Der zulässige Antrag, dem Antragsteller eine Fiktionsbescheinigung gemäß § 81 Abs. 5 AufenthG auszustellen, wird gemäß §§ 88, 122 Abs. 1 VwGO als Antrag auf Erlass einer einstweiligen Regelungsanordnung gemäß § 123 Abs. 1 Satz 2 VwGO ausgelegt.

34

Der Antrag ist jedoch unbegründet. Nach § 123 Abs. 1 Satz 1 VwGO kann das Gericht eine einstweilige Anordnung in Bezug auf den Streitgegenstand treffen, wenn die Gefahr besteht, dass durch eine Veränderung des bestehenden Zustandes die Verwirklichung des Rechts des Antragstellers vereitelt oder wesentlich erschwert werden könnte. § 123 Abs. 1 VwGO setzt daher sowohl ein Bedürfnis für die Inanspruchnahme vorläufigen Rechtsschutzes (Anordnungsgrund) als auch einen sicherungsfähigen Anspruch (Anordnungsanspruch) voraus.
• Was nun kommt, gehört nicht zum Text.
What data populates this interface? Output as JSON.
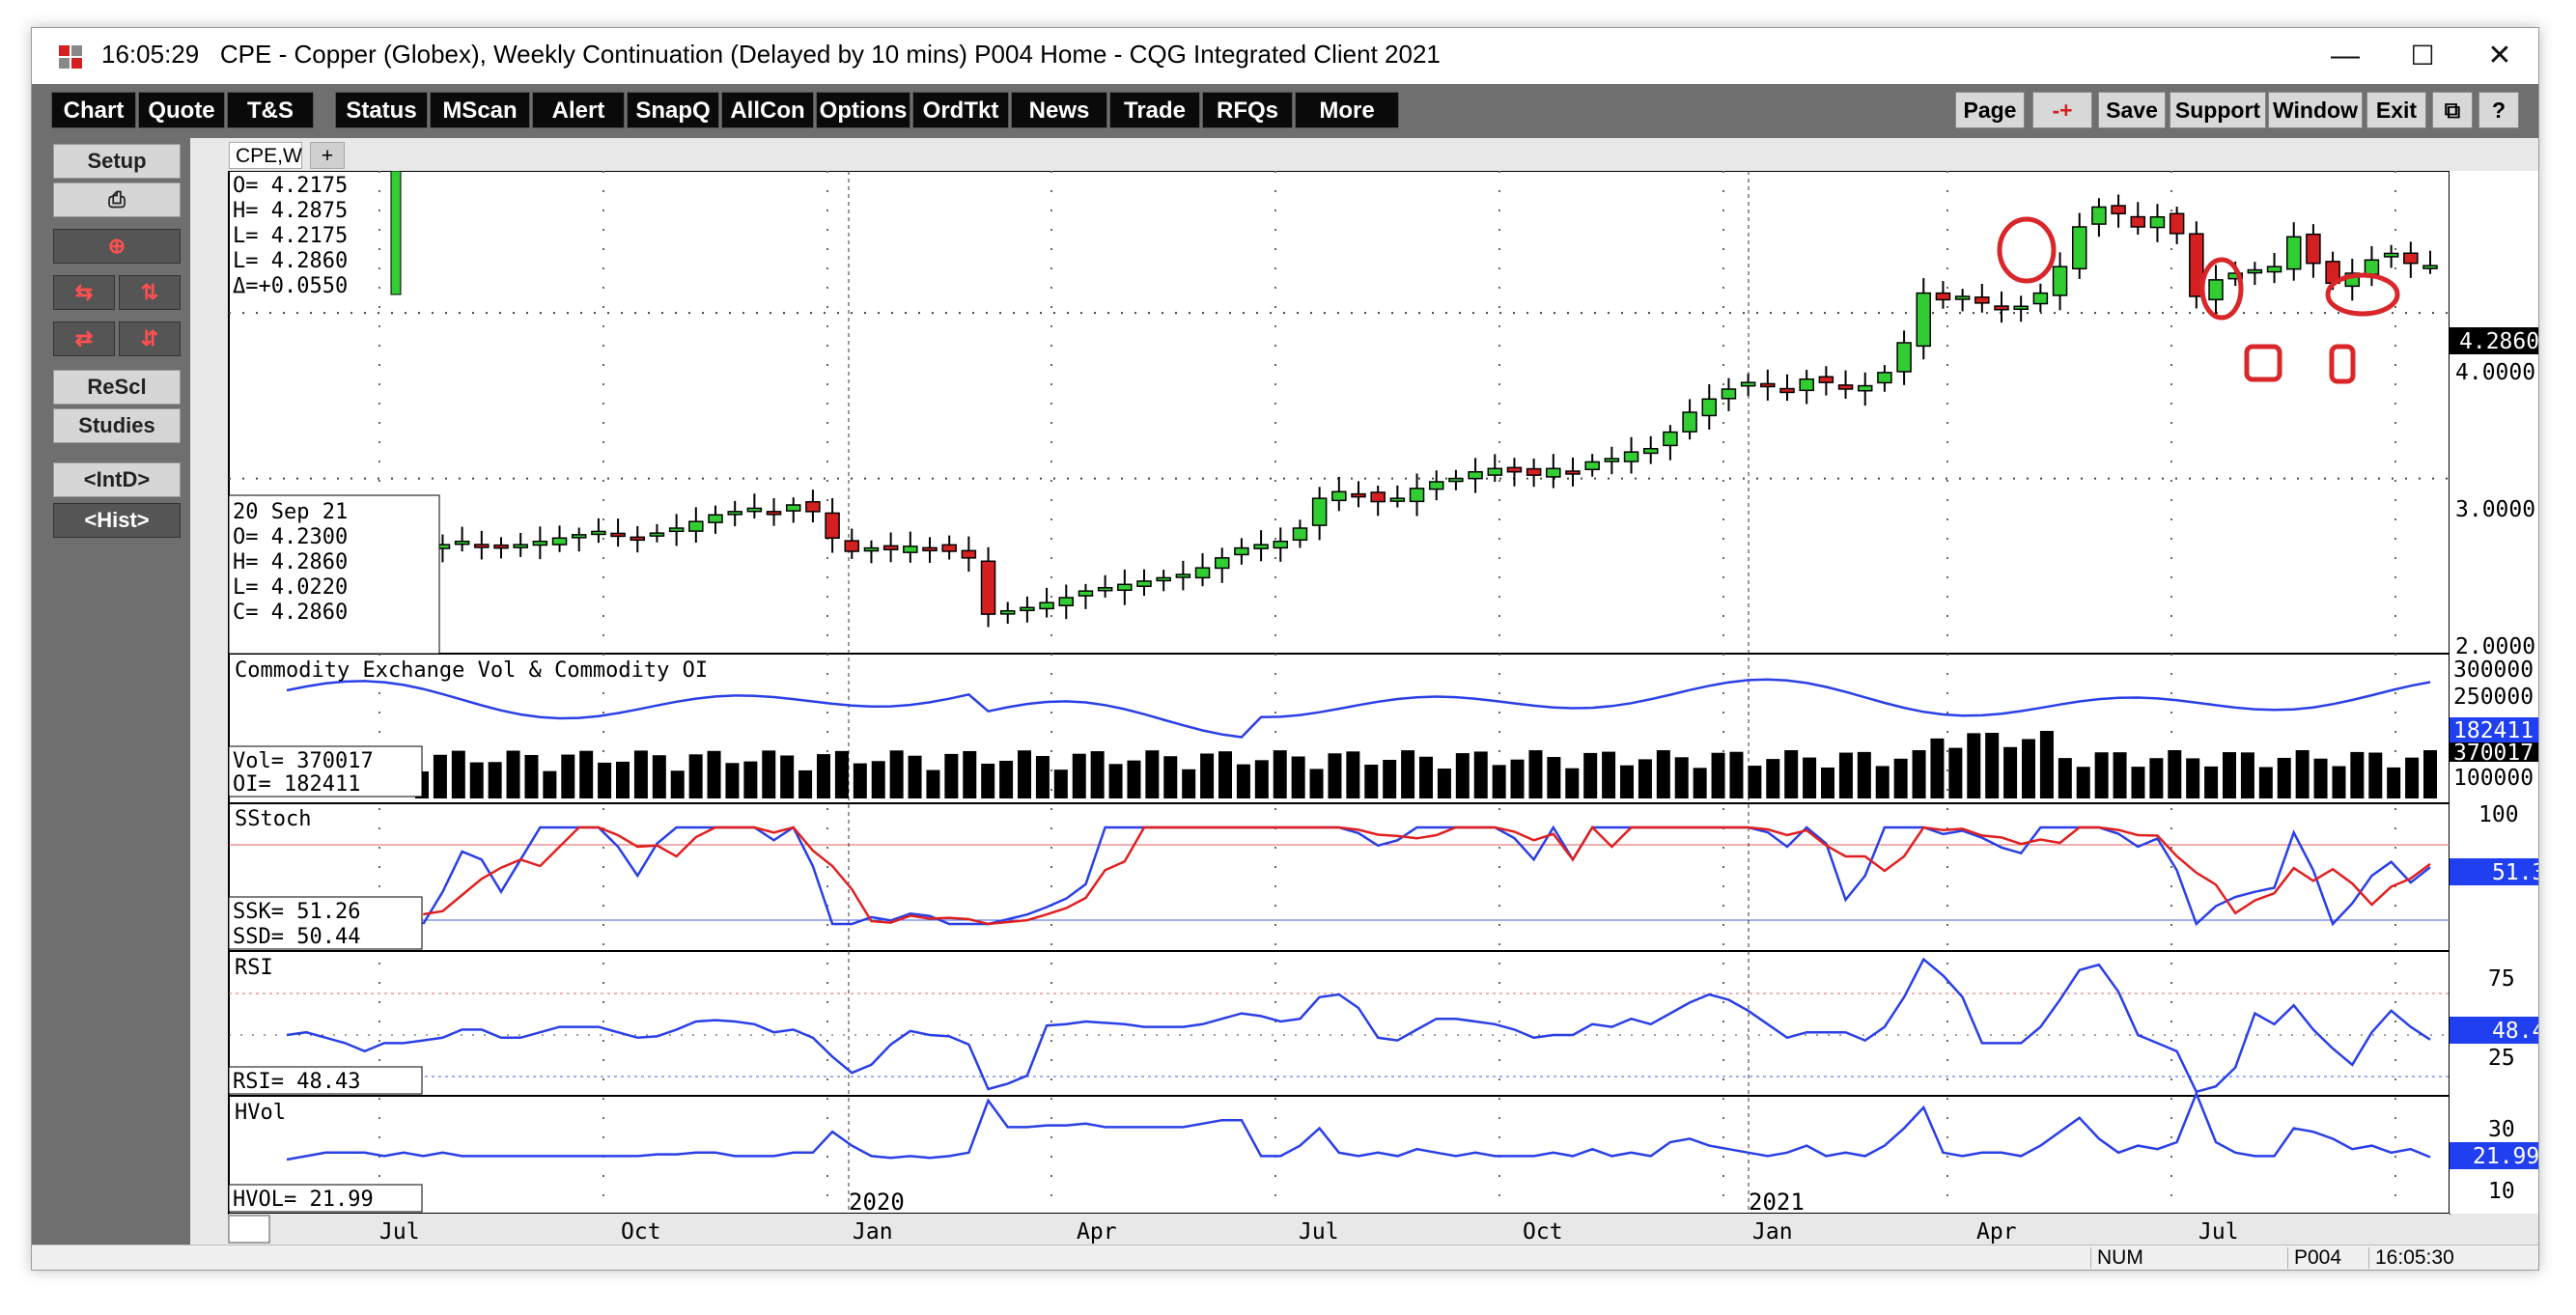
{
  "window": {
    "time": "16:05:29",
    "title": "CPE - Copper (Globex), Weekly Continuation (Delayed by 10 mins)   P004 Home - CQG Integrated Client 2021",
    "minimize": "—",
    "maximize": "☐",
    "close": "✕"
  },
  "toolbar": {
    "left": [
      "Chart",
      "Quote",
      "T&S",
      "Status",
      "MScan",
      "Alert",
      "SnapQ",
      "AllCon",
      "Options",
      "OrdTkt",
      "News",
      "Trade",
      "RFQs",
      "More"
    ],
    "right": [
      "Page",
      "-+",
      "Save",
      "Support",
      "Window",
      "Exit",
      "⧉",
      "?"
    ]
  },
  "sidebar": [
    "Setup",
    "⎙",
    "⊕",
    "⇆",
    "⇅",
    "⇄",
    "⇵",
    "ReScl",
    "Studies",
    "<IntD>",
    "<Hist>"
  ],
  "tabs": {
    "active": "CPE,W",
    "add": "+"
  },
  "price_info": {
    "o": "O= 4.2175",
    "h": "H= 4.2875",
    "l1": "L= 4.2175",
    "l2": "L= 4.2860",
    "d": "Δ=+0.0550"
  },
  "bar_info": {
    "date": "20 Sep 21",
    "o": "O=  4.2300",
    "h": "H=  4.2860",
    "l": "L=  4.0220",
    "c": "C=  4.2860"
  },
  "vol_panel": {
    "title": "Commodity Exchange Vol & Commodity OI",
    "vol": "Vol=     370017",
    "oi": "OI=      182411"
  },
  "stoch_panel": {
    "title": "SStoch",
    "ssk": "SSK=   51.26",
    "ssd": "SSD=   50.44"
  },
  "rsi_panel": {
    "title": "RSI",
    "rsi": "RSI=   48.43"
  },
  "hvol_panel": {
    "title": "HVol",
    "hvol": "HVOL=    21.99"
  },
  "axis": {
    "price": [
      "4.0000",
      "3.0000",
      "2.0000"
    ],
    "price_last": "4.2860",
    "vol": [
      "300000",
      "250000",
      "100000"
    ],
    "vol_badge1": "182411",
    "vol_badge2": "370017",
    "stoch": [
      "100"
    ],
    "stoch_last": "51.3",
    "rsi": [
      "75",
      "25"
    ],
    "rsi_last": "48.4",
    "hvol": [
      "30",
      "10"
    ],
    "hvol_last": "21.99"
  },
  "time_axis": [
    "Jul",
    "Oct",
    "Jan",
    "Apr",
    "Jul",
    "Oct",
    "Jan",
    "Apr",
    "Jul"
  ],
  "year_labels": [
    "2020",
    "2021"
  ],
  "status": {
    "num": "NUM",
    "page": "P004",
    "time": "16:05:30"
  },
  "colors": {
    "up": "#32cd32",
    "down": "#d42020",
    "line": "#2a3fe6",
    "stoch_d": "#e02020",
    "badge": "#1f3ff0",
    "circle": "#d8262a"
  },
  "chart_data": {
    "type": "candlestick",
    "title": "CPE - Copper (Globex), Weekly Continuation",
    "x_range": [
      "2019-06",
      "2021-09"
    ],
    "y_range": [
      2.0,
      4.8
    ],
    "close": [
      2.7,
      2.72,
      2.68,
      2.64,
      2.6,
      2.62,
      2.58,
      2.56,
      2.6,
      2.62,
      2.6,
      2.58,
      2.6,
      2.62,
      2.64,
      2.66,
      2.68,
      2.66,
      2.64,
      2.67,
      2.7,
      2.74,
      2.78,
      2.8,
      2.82,
      2.8,
      2.84,
      2.8,
      2.64,
      2.56,
      2.58,
      2.57,
      2.59,
      2.58,
      2.56,
      2.52,
      2.18,
      2.2,
      2.22,
      2.25,
      2.28,
      2.32,
      2.34,
      2.36,
      2.38,
      2.4,
      2.42,
      2.46,
      2.52,
      2.58,
      2.6,
      2.62,
      2.7,
      2.88,
      2.92,
      2.9,
      2.86,
      2.88,
      2.94,
      2.98,
      3.0,
      3.04,
      3.06,
      3.04,
      3.02,
      3.06,
      3.04,
      3.1,
      3.12,
      3.16,
      3.18,
      3.28,
      3.4,
      3.48,
      3.54,
      3.58,
      3.56,
      3.52,
      3.6,
      3.58,
      3.54,
      3.56,
      3.64,
      3.82,
      4.12,
      4.08,
      4.1,
      4.06,
      4.02,
      4.04,
      4.12,
      4.28,
      4.52,
      4.64,
      4.6,
      4.52,
      4.58,
      4.48,
      4.1,
      4.2,
      4.24,
      4.26,
      4.28,
      4.46,
      4.3,
      4.18,
      4.24,
      4.32,
      4.36,
      4.3,
      4.286
    ],
    "annotations": [
      "highs circled",
      "lows boxed"
    ]
  }
}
Die tatsächlichen Voraussetzungen für die besondere Eilbedürftigkeit (Anordnungsgrund) und das Bestehen eines zu sichernden Rechts (Anordnungsanspruch) sind glaubhaft zu machen, § 123 Abs. 3 VwGO i.V. mit § 920 Abs. 2 ZPO.

35

Unabhängig von der Frage, ob überhaupt ein Anordnungsgrund auf Seiten des Antragstellers glaubhaft gemacht wurde, besteht jedenfalls kein Anordnungsanspruch. Wie bereits dargelegt, erstreckt sich die Fiktionswirkung des § 81 Abs. 3, 4 AufenthG nicht auf den Antragsteller. Ob eine einstweilige Anordnung dieser Art möglicherweise gegen das Verbot der Vorwegnahme der Hauptsache verstößt, kann daher offenbleiben.

36

Der Hilfsantrag ist bereits unzulässig.

37

Wenn der Antragsteller beantragt, von Vollstreckungsmaßnahmen bis zur Bescheidung des Widerspruchs verschont zu bleiben, so ist hierfür ein Antrag gemäß § 80 Abs. 5 VwGO auf Anordnung der aufschiebenden Wirkung des Widerspruchs statthaft. Ein Antrag gemäß § 123 Abs. 1 VwGO ist daneben nicht zulässig, § 123 Abs. 5 VwGO.

38

Die Kostenentscheidung folgt aus § 154 Abs. 1 VwGO, die Entscheidung über den Streitwert ergibt sich aus §§ 52 Abs. 2, 53 Abs. 2 Nr. 1, 2, 45 Abs. 1 Satz 3 GKG.